I am no stranger to “The Likeability Complex”. As a matter of fact, I used to aptly call it adapting to my surroundings when it was more overcompensating to fit in or as the cool kids call it, for clout. Somewhere along the line I lost myself to the idea of what I thought the world wanted to see. So I created a façade until it became an exhausting exercise of always molding myself to some standard I set in my own mind. Sure, it was temporarily satisfying fitting in but I realized I could only be so many versions of myself until being a social chameleon turned into a full time job.

I had to take several steps back and re-evaluate who I was when no one was looking. More importantly I had to work on the most important relationship I will probably ever have – with myself. It’s still a bumpy road every now and then, but like all relationships, if you want it to work, you have to put in the work.

I think all of us suffer from a mild case of The Likeability Complex, we wouldn’t be human if we didn’t crave belonging. But there is a fine line between belonging and fitting in. The latter suggests you need to alter a part of you to “fit” into any given environment while belonging is being somewhere you want to be and they want you to be equally.

So ask yourself:

Who are you when the façade is stripped away and all that is left is the real you?
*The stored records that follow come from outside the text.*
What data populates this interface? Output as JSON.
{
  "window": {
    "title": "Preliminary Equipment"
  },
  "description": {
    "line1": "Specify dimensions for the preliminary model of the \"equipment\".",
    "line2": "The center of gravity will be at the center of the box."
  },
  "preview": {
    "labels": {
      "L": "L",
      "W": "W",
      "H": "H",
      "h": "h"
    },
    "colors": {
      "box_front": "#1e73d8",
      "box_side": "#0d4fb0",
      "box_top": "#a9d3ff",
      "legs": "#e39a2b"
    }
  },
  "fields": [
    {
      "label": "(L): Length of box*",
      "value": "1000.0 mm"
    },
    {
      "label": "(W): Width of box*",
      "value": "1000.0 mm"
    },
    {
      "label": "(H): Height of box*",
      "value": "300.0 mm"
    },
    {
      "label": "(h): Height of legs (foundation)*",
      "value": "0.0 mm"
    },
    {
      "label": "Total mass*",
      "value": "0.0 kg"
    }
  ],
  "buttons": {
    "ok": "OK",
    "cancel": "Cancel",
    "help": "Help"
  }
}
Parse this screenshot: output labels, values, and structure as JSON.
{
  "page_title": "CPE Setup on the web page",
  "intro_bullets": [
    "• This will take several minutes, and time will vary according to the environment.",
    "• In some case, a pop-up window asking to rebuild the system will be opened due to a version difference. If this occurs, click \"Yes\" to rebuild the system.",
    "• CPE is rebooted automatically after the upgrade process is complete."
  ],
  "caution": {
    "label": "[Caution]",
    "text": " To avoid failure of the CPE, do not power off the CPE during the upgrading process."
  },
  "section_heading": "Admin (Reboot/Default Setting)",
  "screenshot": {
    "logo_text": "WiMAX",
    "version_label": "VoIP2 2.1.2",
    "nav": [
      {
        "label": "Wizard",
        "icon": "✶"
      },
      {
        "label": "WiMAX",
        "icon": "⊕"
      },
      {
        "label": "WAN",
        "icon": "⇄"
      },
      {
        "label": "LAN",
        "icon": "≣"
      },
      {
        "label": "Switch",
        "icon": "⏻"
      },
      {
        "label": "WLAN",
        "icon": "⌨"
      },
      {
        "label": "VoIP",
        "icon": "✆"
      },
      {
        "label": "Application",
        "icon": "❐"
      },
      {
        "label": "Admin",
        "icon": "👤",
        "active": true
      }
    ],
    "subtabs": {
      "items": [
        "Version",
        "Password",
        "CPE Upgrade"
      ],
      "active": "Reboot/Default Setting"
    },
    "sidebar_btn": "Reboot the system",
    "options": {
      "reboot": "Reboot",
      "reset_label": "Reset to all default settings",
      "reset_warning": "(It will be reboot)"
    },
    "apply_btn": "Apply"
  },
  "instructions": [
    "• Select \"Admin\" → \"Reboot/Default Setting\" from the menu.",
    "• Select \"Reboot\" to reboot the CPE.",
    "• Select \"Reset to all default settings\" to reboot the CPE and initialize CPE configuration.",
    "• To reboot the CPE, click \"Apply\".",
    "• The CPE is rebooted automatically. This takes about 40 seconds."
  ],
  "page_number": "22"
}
That wasn’t meant to be dreadful rhetorical question but rather a gentle nudge to do some introspection. I believe therein lies the secret to self-love.

Imagine how liberating it would be if the validation of others did not matter? To know that you don’t have to overcompensate or become a people pleaser just because the thought of not being liked seems soul-crushing. Truth is, you are not going to be everyone’s cup of tea and I can confidently say that it is completely okay not to be liked by everyone. Quality over quantity and all that.

Because if you continue to allow the approval of others to dictate your life, it will come at the cost of your individuality and while it is definitely a journey to break free from the chains of validation that bind you, I’m here to let you know what it looks like on the other side.

 

  1. You can say no and mean it.

People will continuously test your boundaries and when you don’t normally say no, they will take it for granted. Realizing you don’t have to please everyone, allows you to say no when you need to and protect your peace.

 

  1. You know who your true friends are

Being your authentic, awkward and quirky self will only strengthen who you are and the real ones will stick around.

 

 

  1. You connect with your deeper self

Once you know and understand who you are and become unapologetic about it, you start aligning your core values with your actions and become more intentional about who and what you want to be around.

Ultimately, it remains a journey, but the destination is a beautiful one. So for anyone who is fixated on the approval of others – here’s a little reminder to be gentle with yourself and know that even though you are not for everyone, you will always be enough for the person it matters to the most –you:


You are an immaculate being with a depth that transcends deeper than any ocean. Your existence is intentional and your every move is a deliberate act of self-love.  Set your heart ablaze with a burning love for every inch of your body and every strand of hair on your head. 

For anyone who is worthy will not have you change a single thing.